Czytaj książkę: «The Bestелесность»
За финансовую поддержку проекта автор и издательство выражают сердечную благодарность Евгению Александровичу Луканину
© Мамочева Ю., 2015
© Дементьев А., 2015
© S. Krolick, 2015
© «Геликон Плюс», 2015
Путь к красоте. А. Дементьев
Юлия Мамочева – не новичок в поэзии. У неё вышло несколько сборников, она лауреат престижной Бунинской премии. Её стихи очень искренни, и потому читатель верит ей, когда она говорит о своём родном Петербурге или признаётся в любви к великому прошлому России, через поэтические детали раскрывая её величие и суть. Принимая жизнь такой, какая она есть, Юлия Мамочева находит в ней те прелести и затаённости, которые не то чтобы приукрашивают её, а открывают перед читателями новые грани нашего бытия.
Лирик по призванию и по характеру дарования, Юлия Мамочева нередко обращается к эпическим формам, чтобы полнее раскрыть те события, которые волнуют её и привлекают. Например, стихотворение «Немезида» – лирическое по существу и очень тонкое по художественным деталям в то же время напоминает поэтический рассказ, что дополняет картину происходящего.
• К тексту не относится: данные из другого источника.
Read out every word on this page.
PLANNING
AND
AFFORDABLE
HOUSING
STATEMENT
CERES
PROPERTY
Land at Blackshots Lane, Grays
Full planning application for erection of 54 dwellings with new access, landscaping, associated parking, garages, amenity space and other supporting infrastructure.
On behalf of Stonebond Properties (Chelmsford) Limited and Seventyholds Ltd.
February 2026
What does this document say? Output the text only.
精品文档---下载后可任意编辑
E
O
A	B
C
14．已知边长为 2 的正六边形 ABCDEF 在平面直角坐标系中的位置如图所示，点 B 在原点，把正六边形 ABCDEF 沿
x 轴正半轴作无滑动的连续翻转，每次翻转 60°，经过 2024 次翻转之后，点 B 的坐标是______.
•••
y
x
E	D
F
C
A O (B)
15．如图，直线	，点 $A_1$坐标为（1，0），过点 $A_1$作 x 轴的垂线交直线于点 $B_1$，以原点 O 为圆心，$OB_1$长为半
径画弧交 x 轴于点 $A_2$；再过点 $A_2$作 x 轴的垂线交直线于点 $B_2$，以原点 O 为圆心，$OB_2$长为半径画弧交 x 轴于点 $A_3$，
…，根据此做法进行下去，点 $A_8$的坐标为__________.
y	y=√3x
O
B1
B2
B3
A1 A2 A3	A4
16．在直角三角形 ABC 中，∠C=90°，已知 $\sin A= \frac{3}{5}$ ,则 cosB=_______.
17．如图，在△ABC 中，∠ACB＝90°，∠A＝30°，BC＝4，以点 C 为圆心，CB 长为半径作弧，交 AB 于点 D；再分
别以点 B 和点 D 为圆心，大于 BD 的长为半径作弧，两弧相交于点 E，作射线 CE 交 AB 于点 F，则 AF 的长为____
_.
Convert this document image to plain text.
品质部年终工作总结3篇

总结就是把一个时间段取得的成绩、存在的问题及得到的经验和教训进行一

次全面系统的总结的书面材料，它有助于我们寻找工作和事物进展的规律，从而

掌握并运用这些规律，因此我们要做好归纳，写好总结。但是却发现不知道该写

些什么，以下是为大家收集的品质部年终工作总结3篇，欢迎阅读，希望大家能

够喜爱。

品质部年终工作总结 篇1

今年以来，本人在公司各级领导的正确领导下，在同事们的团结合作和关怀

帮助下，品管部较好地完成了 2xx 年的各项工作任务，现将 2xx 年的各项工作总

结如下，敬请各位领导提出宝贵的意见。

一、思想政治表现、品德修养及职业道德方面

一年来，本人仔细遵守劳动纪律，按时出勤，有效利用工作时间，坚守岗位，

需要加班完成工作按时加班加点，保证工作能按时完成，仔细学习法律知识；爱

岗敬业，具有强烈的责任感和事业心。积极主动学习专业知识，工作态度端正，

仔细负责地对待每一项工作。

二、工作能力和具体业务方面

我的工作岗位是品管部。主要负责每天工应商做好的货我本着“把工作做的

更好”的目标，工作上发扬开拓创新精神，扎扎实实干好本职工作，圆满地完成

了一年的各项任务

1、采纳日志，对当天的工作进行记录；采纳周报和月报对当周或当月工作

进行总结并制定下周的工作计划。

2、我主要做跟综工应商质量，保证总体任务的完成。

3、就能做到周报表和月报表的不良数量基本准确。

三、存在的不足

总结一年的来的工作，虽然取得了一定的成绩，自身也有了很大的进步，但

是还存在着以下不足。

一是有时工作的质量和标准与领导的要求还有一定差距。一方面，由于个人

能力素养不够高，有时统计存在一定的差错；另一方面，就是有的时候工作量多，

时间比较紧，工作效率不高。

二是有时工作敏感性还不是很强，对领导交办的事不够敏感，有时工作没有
А какой замечательный образ Петербурга дан через метафору:
…И вижу, разомлев,
Свой Питер, словно бабочка, приколотый
Иглой Адмиралтейскою – к земле.
Новая книга Юлии Мамочевой привлекает широтою позиции автора и её глубоким проникновением в наше бытие. Чувствуется, что поэт образован, влюблён в красоту, которую находит вокруг нас, и радуется ей.
Андрей Дементьев
«Я удрала бы до Европы-то…»
Я удрала бы до Европы-то
От народного нервного ропота;
Чужестранной натурой тронута,
В ней цвела б, от своей схоронясь.
Или падчерицею тропикам
Придурнулась бы, мыкаясь робко там.
Я б долой!.. Да стипендия пропита
И на морде не высохла грязь.
Черт дери! Наша сырость – не Сирия;
Как скулит земля от бессилия!
Я – лицом в неё: подкосили меня
Те, с кем сердно делила путь!
Но об этих – молила, просила я
У блаженных голов Василия.
Храм бессловствовал – дура спесивая,
Я своё продолжала гнуть.
И осмеяна всею Россиею
(Бита смехом, как хлыстищем – лошади!)
Вновь – на Красной со сраму площади —
Зло валилась Руси на грудь.
…Я в Бразилию б иль в Малайзию,
Полонезом бы – в Полинезию
Унеслась. Да – никак! Эх, чёрта с два:
Прочно прочь кандалы не дают!..
Ведь сама ж сему безобразию
Присягнула – его поэзию,
Вкус родной чернозёма чёрствого
Полюбила, как чудо чуд.
Бдят тер-Питер и Москоу-сити.
Бредит Родина. Рдеет стяг.
Други! Ярости не просите:
Эх, косите меня! Косите!
К небу только не голосите —
Мне обещано: вас простят.
Первоснежье
Ты, Россия, насуплена, аки индейский вождь,
Бледномастна и скорбнолика, что ваша милость.
Я тебе: «Скоро зимушка!..» – ты умиляясь, глумилась:
«Дамы и господа, на арене Великий дождь!»
Я, настойчиво: «Деспот! Бессовестный светокрад!»
Да с возводом в квадрат, да с проржавленной резью в глотке.
Мы – злосчастная троица в этой дырявой лодке,
Вместо пса – про запас – ливневой голограммный ряд.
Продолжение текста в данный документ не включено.